Asiana Airlines CEO Quits Amid Accounting Debacle

The co-chief executive officer of Asiana Airlines is exiting the company following an accounting debacle that led two auditors to reject the company’s annual reports.

Reports in Reuters on Thursday (March 28) said the auditors declined to sign off on Asiana’s financials last week, leading to a possible credit rating downgrade, an earnings revision and a selloff on the stock market for both Asiana and its largest shareholder, Kumho Industrial, reports said.

Co-CEO Park Sam-koo has now resigned, just days after he stepped down from the same position at Kumho. The resignation sent shares for Asiana climbing by more than 15 percent, but analysts warn that it could lead to worse effects in the long term.

“His resignation could darken the clouds over one of South Korea’s biggest airlines as the company faces critical moments,” Daishin Securities analyst Yank Ji-hwan told the news outlet.

Meanwhile, Korea Development Bank said it would work with the airline to improve its finances after it had divested assets to limit its debt burden, resulting from investment in new aircrafts.
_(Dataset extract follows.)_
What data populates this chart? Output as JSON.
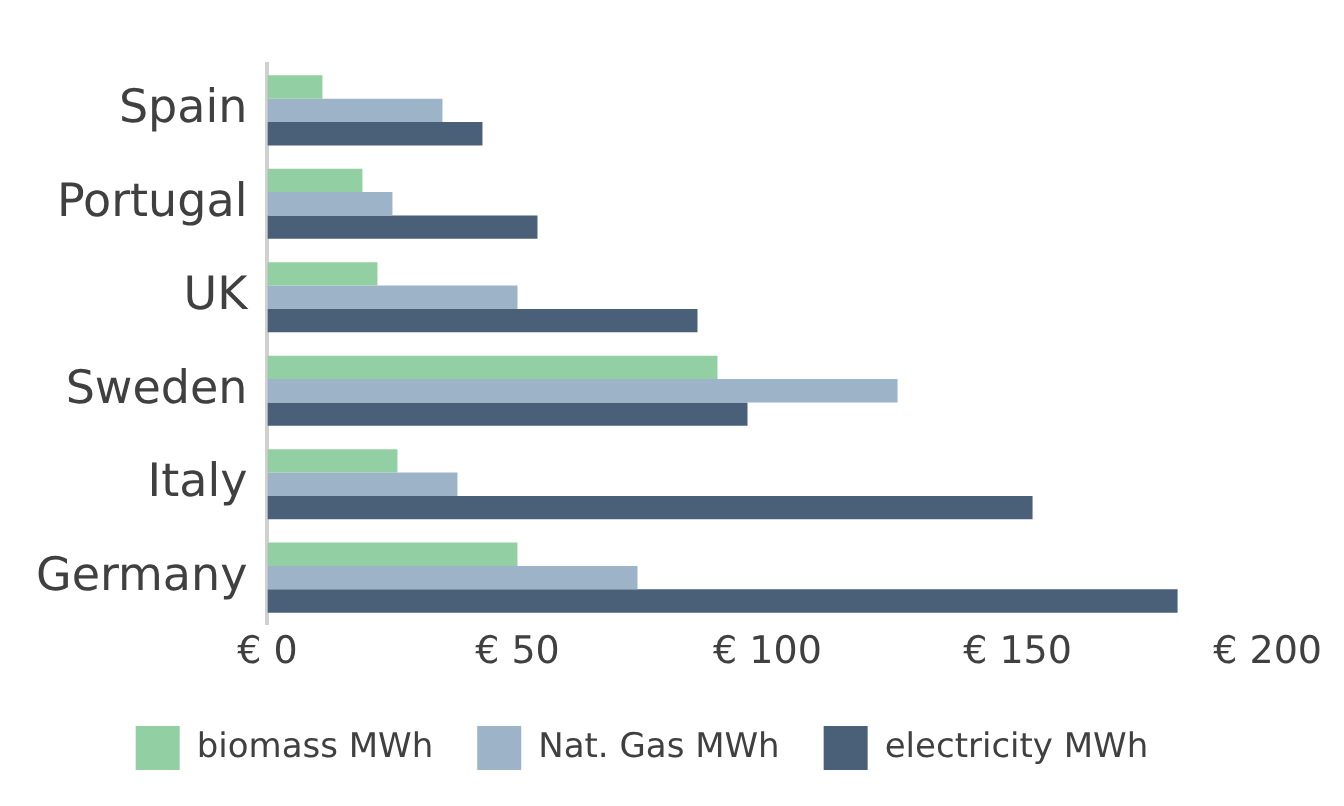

Rising fuel prices and tightening competition among budget airlines have threatened the strength of Asiana’s cash flow, reports noted. KDB is the top creditor for Kumho Asiana Group, whose flagship firm is the airline. The group said it would launch an “emergency management committee headed by [the] vice chairman of the group to normalize our management in a short period of time and will hire a respectable person outside the company as the new chairman.”
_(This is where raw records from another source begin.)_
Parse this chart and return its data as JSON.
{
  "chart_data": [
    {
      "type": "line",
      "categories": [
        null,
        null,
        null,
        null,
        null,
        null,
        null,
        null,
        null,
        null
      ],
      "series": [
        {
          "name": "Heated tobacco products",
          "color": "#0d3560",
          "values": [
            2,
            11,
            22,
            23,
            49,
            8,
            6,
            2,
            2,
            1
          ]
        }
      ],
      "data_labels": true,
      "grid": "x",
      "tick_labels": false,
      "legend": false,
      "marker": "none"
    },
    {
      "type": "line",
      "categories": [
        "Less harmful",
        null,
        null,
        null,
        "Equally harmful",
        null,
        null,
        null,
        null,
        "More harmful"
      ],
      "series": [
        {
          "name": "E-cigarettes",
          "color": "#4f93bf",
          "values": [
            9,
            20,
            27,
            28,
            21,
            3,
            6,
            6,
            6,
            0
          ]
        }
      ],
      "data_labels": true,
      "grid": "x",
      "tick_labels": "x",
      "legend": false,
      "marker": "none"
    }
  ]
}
Those struggles led Asiana to revise its financials and disclose a larger annual loss for 2018 in order to receive approval from auditors. Its debt is now more than six times its total equity, reports said.

Earlier this week reports in Bloomberg warned that financial concerns of the company were on the rise following notices from two credit rating agencies that Asiana’s debt score could be downgraded to junk. Analyst pointed to the company’s lack of accounting transparency as a key factor behind those warnings.